The remit of the inquiry, which was headed by Dame Deirdre Hine, was not to apportion blame, but to look at the experiences of those affected by the outbreak.

However it was particularly critical of the Northern Trust's communication systems and described them as "inadequate."

It also identified weaknesses in some of the management systems and said the panel failed to understand why some problems, including the isolation facilities in the A & E were not resolved more quickly.

The report recommended that where possible, patients should be nursed in single rooms and that patients who contract C. diff are told of the diagnosis.

The report also said that the traumatic experience of C. diff, compounded by the failures in communication and care, has for some families lasted well beyond the date when the outbreak was officially declared over.

Dame Deirdre said: "While we have been rightly critical of the systems of the trust, we have not lost sight of the fundamental cause of the outbreak which led to this Inquiry - it was C. difficile itself.

Start Quote

We are convinced that the board and the staff are now better placed to provide an improved quality of communication and care and that if our recommendations are accepted and implemented the community they serve can have every confidence in the trust”

End Quote Dame Deirdre Hine

"We know that C. difficile presents a constant challenge for all those who strive to combat its effects and its spread.

"The patients whom it infected in this outbreak, as in others we have studied, were mainly old, frail, already suffering from other serious medical conditions and had recently taken antibiotic drugs."

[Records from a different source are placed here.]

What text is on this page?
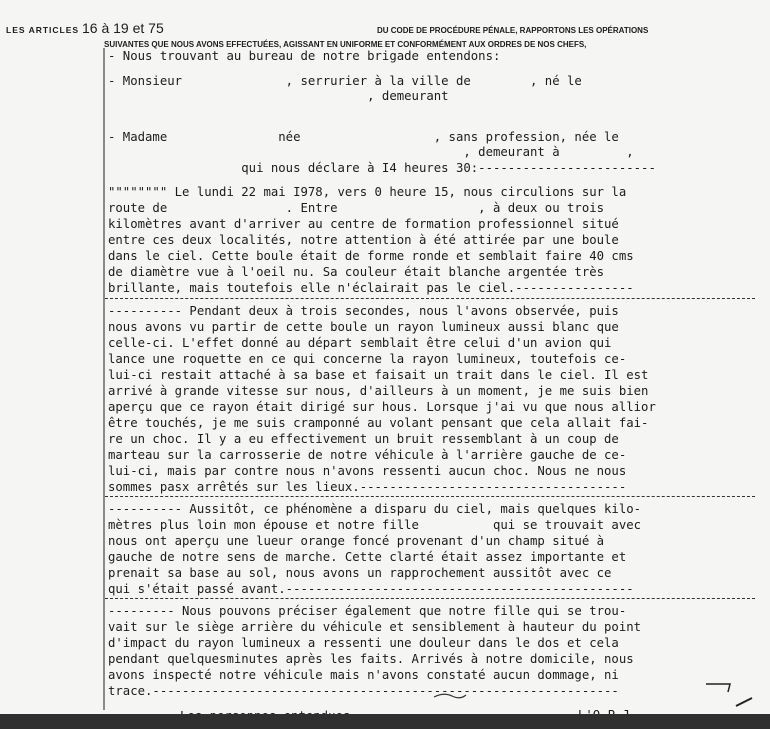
LES ARTICLES 16 à 19 et 75	DU CODE DE PROCÉDURE PÉNALE, RAPPORTONS LES OPÉRATIONS
SUIVANTES QUE NOUS AVONS EFFECTUÉES, AGISSANT EN UNIFORME ET CONFORMÉMENT AUX ORDRES DE NOS CHEFS,
- Nous trouvant au bureau de notre brigade entendons:
- Monsieur              , serrurier à la ville de        , né le
, demeurant
- Madame               née                  , sans profession, née le
, demeurant à         ,
qui nous déclare à I4 heures 30:------------------------
"""""""" Le lundi 22 mai I978, vers 0 heure 15, nous circulions sur la
route de                . Entre                   , à deux ou trois
kilomètres avant d'arriver au centre de formation professionnel situé
entre ces deux localités, notre attention à été attirée par une boule
dans le ciel. Cette boule était de forme ronde et semblait faire 40 cms
de diamètre vue à l'oeil nu. Sa couleur était blanche argentée très
brillante, mais toutefois elle n'éclairait pas le ciel.----------------
---------- Pendant deux à trois secondes, nous l'avons observée, puis
nous avons vu partir de cette boule un rayon lumineux aussi blanc que
celle-ci. L'effet donné au départ semblait être celui d'un avion qui
lance une roquette en ce qui concerne la rayon lumineux, toutefois ce-
lui-ci restait attaché à sa base et faisait un trait dans le ciel. Il est
arrivé à grande vitesse sur nous, d'ailleurs à un moment, je me suis bien
aperçu que ce rayon était dirigé sur hous. Lorsque j'ai vu que nous allior
être touchés, je me suis cramponné au volant pensant que cela allait fai-
re un choc. Il y a eu effectivement un bruit ressemblant à un coup de
marteau sur la carrosserie de notre véhicule à l'arrière gauche de ce-
lui-ci, mais par contre nous n'avons ressenti aucun choc. Nous ne nous
sommes pasx arrêtés sur les lieux.------------------------------------
---------- Aussitôt, ce phénomène a disparu du ciel, mais quelques kilo-
mètres plus loin mon épouse et notre fille          qui se trouvait avec
nous ont aperçu une lueur orange foncé provenant d'un champ situé à
gauche de notre sens de marche. Cette clarté était assez importante et
prenait sa base au sol, nous avons un rapprochement aussitôt avec ce
qui s'était passé avant.-----------------------------------------------
--------- Nous pouvons préciser également que notre fille qui se trou-
vait sur le siège arrière du véhicule et sensiblement à hauteur du point
d'impact du rayon lumineux a ressenti une douleur dans le dos et cela
pendant quelquesminutes après les faits. Arrivés à notre domicile, nous
avons inspecté notre véhicule mais n'avons constaté aucun dommage, ni
trace.---------------------------------------------------------------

In October, the inquiry heard from families whose loved ones had died after contracting the hospital superbug and Dame Deirdre expressed her condolences to them.

The report is the first official acknowledgment of the dozens of civil claims made by families.

Dame Deirdre said she hoped the inquiry had removed for the bereaved some uncertainties about the part played by C. difficile infection in the deaths of those who died.

"It has provided an opportunity for patients, staff and relatives to describe their experiences and the panel has heard expressions of satisfaction from some relatives, both that their voices were heard, and that they now have a clearer understanding of the disease.

image of clostridium difficile An image of clostridium difficile

"For the majority of those who gave evidence their aim, like ours, has not been to attribute blame but to ensure that, as far as is humanly possible, others do not suffer the same distressing experiences as they or their loved ones have done."

At the inquiry, the panel heard that senior management knew about the outbreak five months before it was officially declared.

In her report Dame Deirdre said C. diff attacked at a time when the Northern Health and Social Care Trust was in a vulnerable state having recently undergone major reorganisation.

"This explains, to some extent, why systems and practices in the trust, in particular those relating to communication, that should have operated to minimise the distressing experiences of the patients who caught the infection, either during their hospital stay or before their admission, were, as demonstrated by the evidence we were given, less than adequate."

Dame Deirdre said she acknowledged that much had changed since the end of the outbreak.

"Many of these systems, for example those of environmental cleaning, have been radically changed and improved," she said.

In a statement, Northern Trust chief executive Sean Donaghy said he "would like to unreservedly apologise to everyone affected by the C. difficile outbreak".

"On behalf of the trust board, I fully accept the recommendations of this public inquiry," he said.

"It is clear that for some patients, aspects of their care did not reach the standard expected by the trust.

"We have learned from their experience and we have taken action to make improvements."